Ordinarily, Chapman Rackaway, an assistant political science professor at Fort Hays State University, would peg incumbent State Board of Education member Connie Morris’s chances for re-election somewhere between slim and none.

Morris, after all, saw fit to spend six nights at the ritzy Fontainbleau Hilton Resort in Miami Beach, billing taxpayers $339 a night – not to mention the $150 she spent on meals or the two taxi rides that cost $147.

The story made headlines across the state. And if that weren’t enough, Morris has been at the forefront of a long list of controversies – evolution, sex education, vouchers – that have come to define the contentious schism between the board’s six conservative and four moderate members.

Political logic says Morris, a conservative, should be in trouble – but that’s a long way from saying she will lose in the Aug. 1 primary, Rackaway said.

“Driving around Hays, I see a lot of yard signs for Sally Cauble (Morris’ primary opponent),” Rackaway said. “But that’s not indicative of what’s happening out in the smaller towns, like Quinter and Hoxie. You get out there and it’s pretty much all Connie Morris.”

The race is too close to call, he said Tuesday.

“Cauble is running a good, aggressive campaign,” Rackaway said, “but an election like this tends to be a referendum on whether the incumbent has done a good enough job – and I’m not hearing people say ‘Connie Morris has done a terrible job.’

“That makes me think (Morris) will win,” he said.

Rackaway wasn’t alone in his assessment:

¢ “I don’t think the state school board race is causing a stir in Garden City – not yet, anyway,” said Rick Atha, Garden City school superintendent.

¢ “Nobody’s come up to me and asked, ‘How should I vote?'” said Don Wells, school superintendent in Scott County. “People aren’t talking about it.”

¢ “People have other things on their minds – like the drought,” said Lakin schools Supt. Randy Steinle.

Turnout is key

Morris isn’t the only conservative board member standing strong in the face of moderate opposition.

“It’s going to be tight,” said Craig Grant. “Turnout is going to be key for us.”

Grant is a Lawrence school board member who’s been on salary with the Kansas Alliance for Education the past six months rallying moderate voters to turn out Morris and her conservative colleagues.

Grant said the alliance has sent “mailers” to registered Republicans in Morris’ district. On Sunday, volunteers called 250 voters in the district. More calls and mailings are planned.
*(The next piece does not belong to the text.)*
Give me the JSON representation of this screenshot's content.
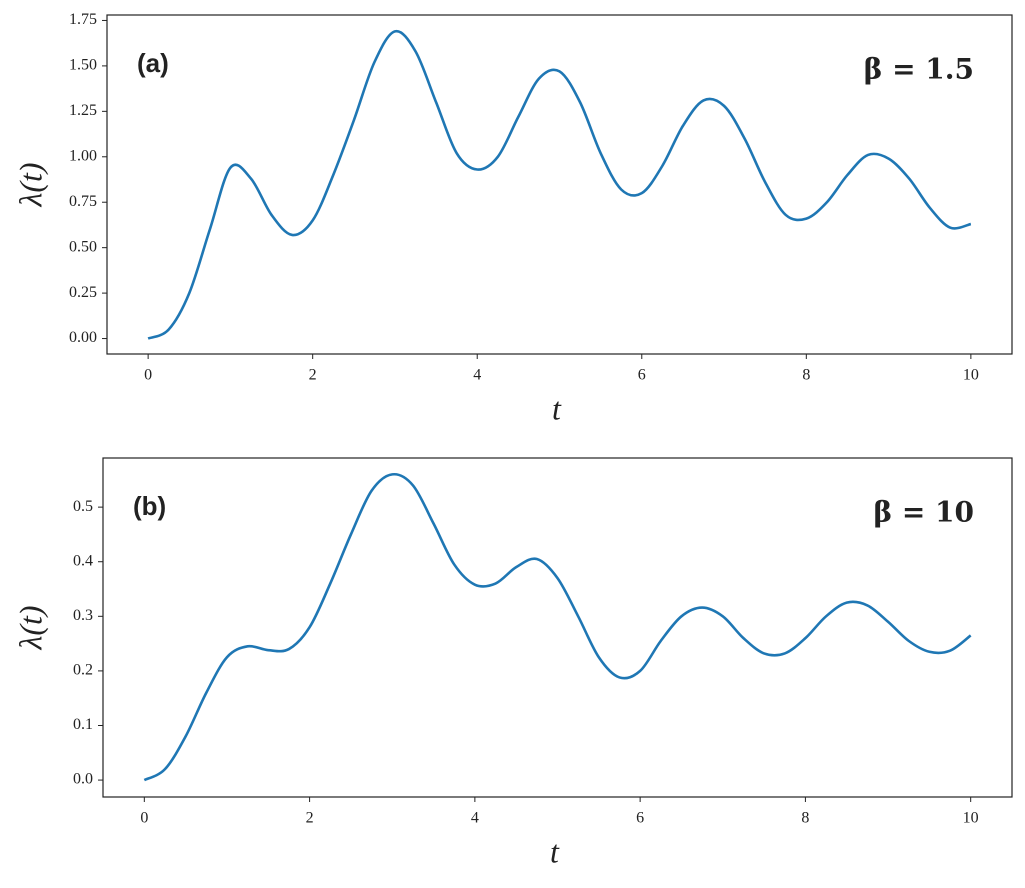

“We targeting Republicans who’ve voted in the general elections but for whatever reason, haven’t voted in the primaries,” he said. “Those are the people we’re trying our best to get out.”

Historically, conservative Republicans have fared better in low-turnout primaries than moderates.
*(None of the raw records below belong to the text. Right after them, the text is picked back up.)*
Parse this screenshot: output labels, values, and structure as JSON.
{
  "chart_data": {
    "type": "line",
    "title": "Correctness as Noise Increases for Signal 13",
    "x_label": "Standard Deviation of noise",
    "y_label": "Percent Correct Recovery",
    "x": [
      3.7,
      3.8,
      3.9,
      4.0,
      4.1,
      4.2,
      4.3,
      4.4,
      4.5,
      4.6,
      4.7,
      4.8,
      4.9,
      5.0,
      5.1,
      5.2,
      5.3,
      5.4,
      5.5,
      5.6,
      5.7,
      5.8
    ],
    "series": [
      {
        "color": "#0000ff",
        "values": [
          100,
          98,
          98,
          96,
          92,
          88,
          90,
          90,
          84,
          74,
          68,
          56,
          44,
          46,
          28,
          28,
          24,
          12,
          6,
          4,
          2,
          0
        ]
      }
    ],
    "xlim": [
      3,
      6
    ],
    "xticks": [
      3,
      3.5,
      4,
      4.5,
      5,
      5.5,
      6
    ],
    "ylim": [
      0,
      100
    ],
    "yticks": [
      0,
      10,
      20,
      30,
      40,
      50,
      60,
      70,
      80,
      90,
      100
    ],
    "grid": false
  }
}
In Wichita, Cindy Duckett is campaigning for the five conservatives on the Aug. 1 ballot.

“I don’t think we’re going to lose any seats,” she said. “As we’ve seen before, I think conservative voters are motivated; moderates aren’t.”

And why is that?

“Where do conservatives gather?” Duckett said. “They gather in church. They meet, they talk, they get motivated. Now, where do moderates meet?”

She paused.

“That’s just it,” Duckett said. “They don’t. They may go to church, but they’re not motivated by church.”

Moderates not out of it

Still, Grant said he remains “cautiously optimistic” about the primary chances of the five moderate candidates – four newcomers, one incumbent.
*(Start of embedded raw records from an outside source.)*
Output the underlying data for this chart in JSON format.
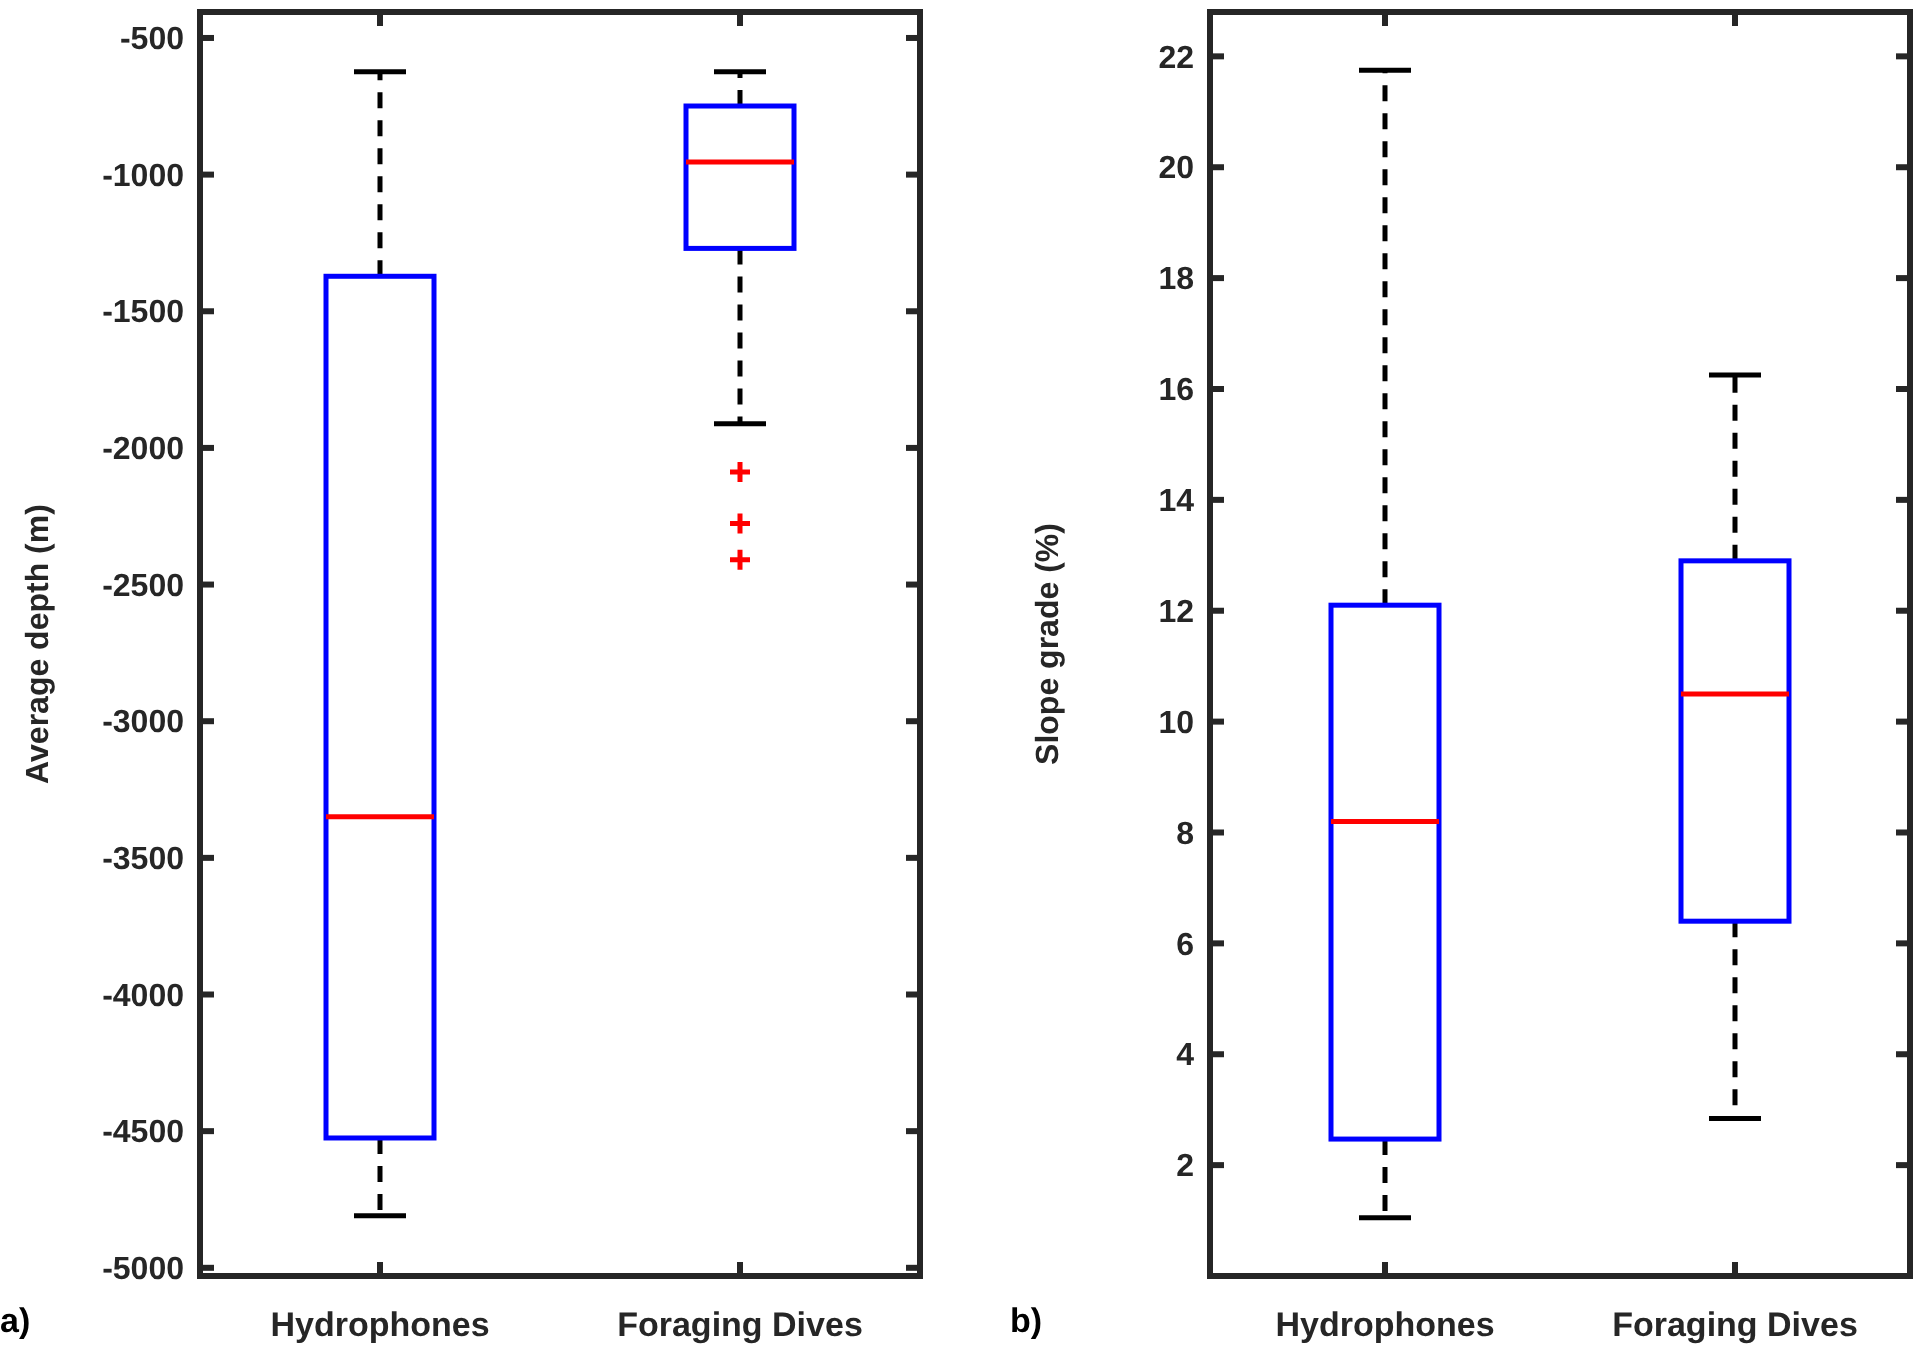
{
  "chart_data": [
    {
      "type": "box",
      "categories": [
        "Hydrophones",
        "Foraging Dives"
      ],
      "ylabel": "Average depth (m)",
      "color": "#0000ff",
      "ylim": [
        -5030,
        -405
      ],
      "yticks": [
        -5000,
        -4500,
        -4000,
        -3500,
        -3000,
        -2500,
        -2000,
        -1500,
        -1000,
        -500
      ],
      "grid": false,
      "annotations": [
        "a)"
      ],
      "boxes": [
        {
          "low": -4810,
          "q1": -4525,
          "median": -3350,
          "q3": -1372,
          "high": -624
        },
        {
          "low": -1912,
          "q1": -1270,
          "median": -954,
          "q3": -749,
          "high": -624,
          "outliers": [
            -2088,
            -2277,
            -2409
          ]
        }
      ]
    },
    {
      "type": "box",
      "categories": [
        "Hydrophones",
        "Foraging Dives"
      ],
      "ylabel": "Slope grade (%)",
      "color": "#0000ff",
      "ylim": [
        0,
        22.8
      ],
      "yticks": [
        2,
        4,
        6,
        8,
        10,
        12,
        14,
        16,
        18,
        20,
        22
      ],
      "grid": false,
      "annotations": [
        "b)"
      ],
      "boxes": [
        {
          "low": 1.05,
          "q1": 2.47,
          "median": 8.2,
          "q3": 12.1,
          "high": 21.75
        },
        {
          "low": 2.84,
          "q1": 6.4,
          "median": 10.5,
          "q3": 12.9,
          "high": 16.25
        }
      ]
    }
  ]
}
“If we can win three of the five races, we’ll have a majority on the board,” he said. “If we win two, it’ll be tied, 5-5.”

Currently, six of the 10 board members are conservatives. Three of the six are up for re-election; one, Iris Van Meter, rural Thayer, chose not to run again.

The western half of Douglas County is represented by Bill Wagnon, a moderate and Democrat from Topeka. He is not up for re-election.

The eastern half is represented by Janet Waugh, a moderate Democrat from Kansas City, Kan.

Waugh is opposed in the Democratic primary by Jesse Hall, an employee of the Kansas City, Mo., school district.

Hall, a former NBA referee, said he supports the state board’s conservative agenda and has received financial backing from intelligent design proponents.

On evolution, he said: “The whole idea is to get kids to think outside the box, to be more creative in their thinking.”

On opt-in sex education, he said: “I think parents should be more involved in school, I think they should have the final say.”

The winner – Hall or Waugh – will be unopposed in the general election.

In the four other races, the winner of the Republican primary will face a Democratic challenger in the Nov. 7 general election.

“We get two shots at them,” Grant said.